AI算力开放-yolov8适配 mmyolo大疆无人机

我也不想啊可是

751人浏览 · 2026-01-08 17:01:43

我也不想啊可是 · 2026-01-08 17:01:43 发布

先更新 cuda

1如果之前有需要更新的话需要先删除

2查看 pytorch 支持的 cuda版本

https://pytorch.org/get-started/locally/?_gl=1*1nzhx7n*_up*MQ..*_ga*NjIxOTkyMDQuMTc2Nzc2OTA4NQ..*_ga_469Y0W5V62*czE3Njc3NjkwODQkbzEkZzAkdDE3Njc3NjkwODQkajYwJGwwJGgw&__hstc=76629258.724dacd2270c1ae797f3a62ecd655d50.1746547368336.1746547368336.1746547368336.1&__hssc=76629258.9.1746547368336&__hsfp=2230748894

3查看自己电脑支持的cuda :nvidia-smi

4最后然后下载合适的 cuda:https://developer.nvidia.com/cuda-toolkit-archive

如有问题参考：https://zhuanlan.zhihu.com/p/23464877518

5下载python 版本
推荐 3.10
https://www.python.org/downloads/windows/

6下载anaconda ：https://www.anaconda.com/download-success

7最终环境配置：

简单 anaconda 命令大全

电脑终端中
初始化 conda init

查看 Conda 版本：conda --versiopythonn
更新 Conda：conda update conda
创建虚拟环境：conda create -n env_name python=3.8
查看所有虚拟环境：conda env list
激活虚拟环境：conda activate env_name
退出虚拟环境：conda deactivate

删除虚拟环境：conda remove --name env_name --all

步骤 1. 创建并激活一个 conda 环境。

conda create -n mmyolo python=3.10 -y
conda activate mmyolo

步骤 2. 安装 PyTorch。指定了torch和cuda版本

pip3 install torch==2.0.0 torchvision torchaudio --index-url https://download.pytorch.org/whl/cu118

步骤 3. 验证 PyTorch 安装。正确的话，会打印版本信息和 True 字符

python -c "import torch; print(torch.__version__); print(torch.cuda.is_available())"

安装mmyolo

步骤 0. 使用 MIM 安装 MMEngine、 MMCV 和 MMDetection 。

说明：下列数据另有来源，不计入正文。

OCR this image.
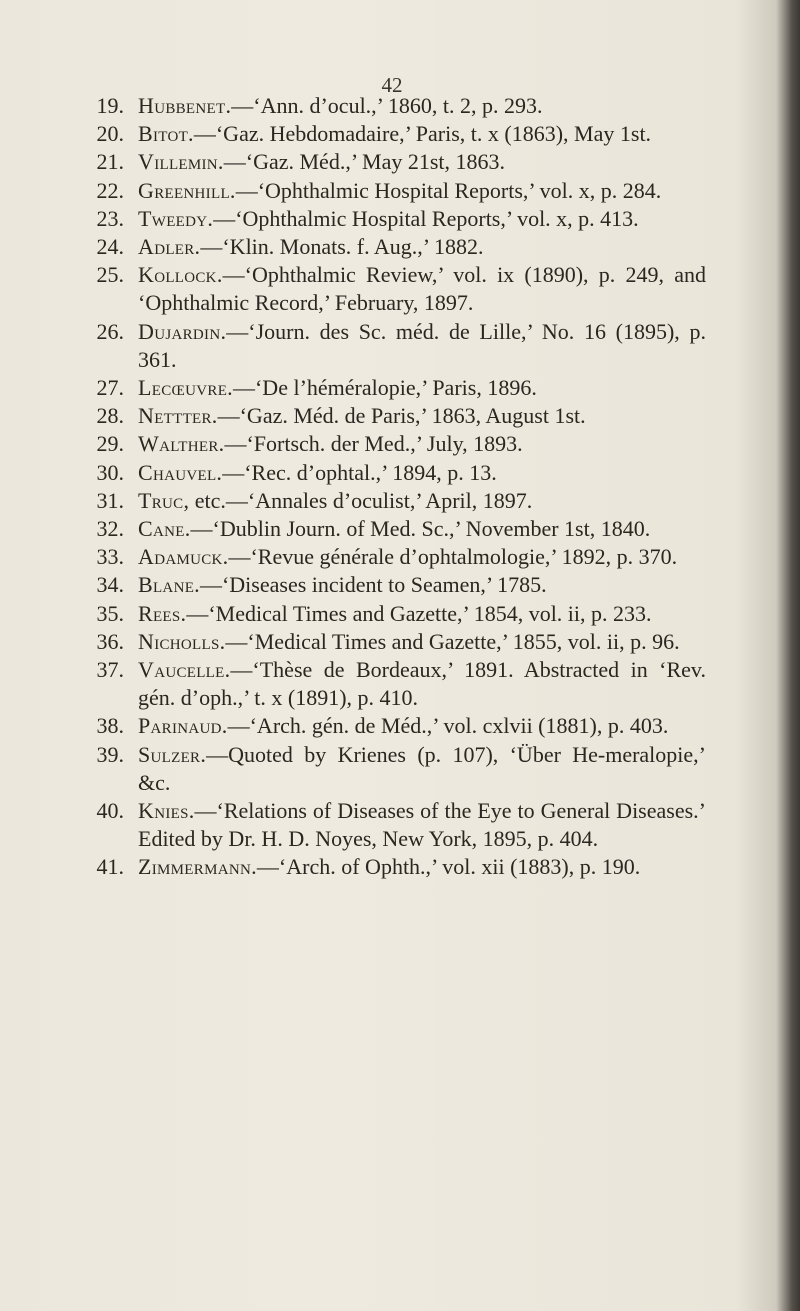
42
19. Hubbenet.—‘Ann. d’ocul.,’ 1860, t. 2, p. 293.
20. Bitot.—‘Gaz. Hebdomadaire,’ Paris, t. x (1863), May 1st.
21. Villemin.—‘Gaz. Méd.,’ May 21st, 1863.
22. Greenhill.—‘Ophthalmic Hospital Reports,’ vol. x, p. 284.
23. Tweedy.—‘Ophthalmic Hospital Reports,’ vol. x, p. 413.
24. Adler.—‘Klin. Monats. f. Aug.,’ 1882.
25. Kollock.—‘Ophthalmic Review,’ vol. ix (1890), p. 249, and ‘Ophthalmic Record,’ February, 1897.
26. Dujardin.—‘Journ. des Sc. méd. de Lille,’ No. 16 (1895), p. 361.
27. Lecœuvre.—‘De l’héméralopie,’ Paris, 1896.
28. Nettter.—‘Gaz. Méd. de Paris,’ 1863, August 1st.
29. Walther.—‘Fortsch. der Med.,’ July, 1893.
30. Chauvel.—‘Rec. d’ophtal.,’ 1894, p. 13.
31. Truc, etc.—‘Annales d’oculist,’ April, 1897.
32. Cane.—‘Dublin Journ. of Med. Sc.,’ November 1st, 1840.
33. Adamuck.—‘Revue générale d’ophtalmologie,’ 1892, p. 370.
34. Blane.—‘Diseases incident to Seamen,’ 1785.
35. Rees.—‘Medical Times and Gazette,’ 1854, vol. ii, p. 233.
36. Nicholls.—‘Medical Times and Gazette,’ 1855, vol. ii, p. 96.
37. Vaucelle.—‘Thèse de Bordeaux,’ 1891. Abstracted in ‘Rev. gén. d’oph.,’ t. x (1891), p. 410.
38. Parinaud.—‘Arch. gén. de Méd.,’ vol. cxlvii (1881), p. 403.
39. Sulzer.—Quoted by Krienes (p. 107), ‘Über He-meralopie,’ &c.
40. Knies.—‘Relations of Diseases of the Eye to General Diseases.’ Edited by Dr. H. D. Noyes, New York, 1895, p. 404.
41. Zimmermann.—‘Arch. of Ophth.,’ vol. xii (1883), p. 190.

pip install fsspec sympy==1.13.1
pip install -U openmim
mim install "mmengine>=0.6.0"
mim install "mmcv>=2.0.0rc4,<2.1.0"
mim install "mmdet>=3.0.0,<4.0.0"

步骤 1. 安装 MMYOLO

git clone --branch v0.6.0 https://github.com/open-mmlab/mmyolo.git
cd mmyolo
# Install albumentations
mim install -r requirements/albu.txt
# Install MMYOLO
mim install -v -e .
# "-v" 指详细说明，或更多的输出
# "-e" 表示在可编辑模式下安装项目，因此对代码所做的任何本地修改都会生效，从而无需重新安装。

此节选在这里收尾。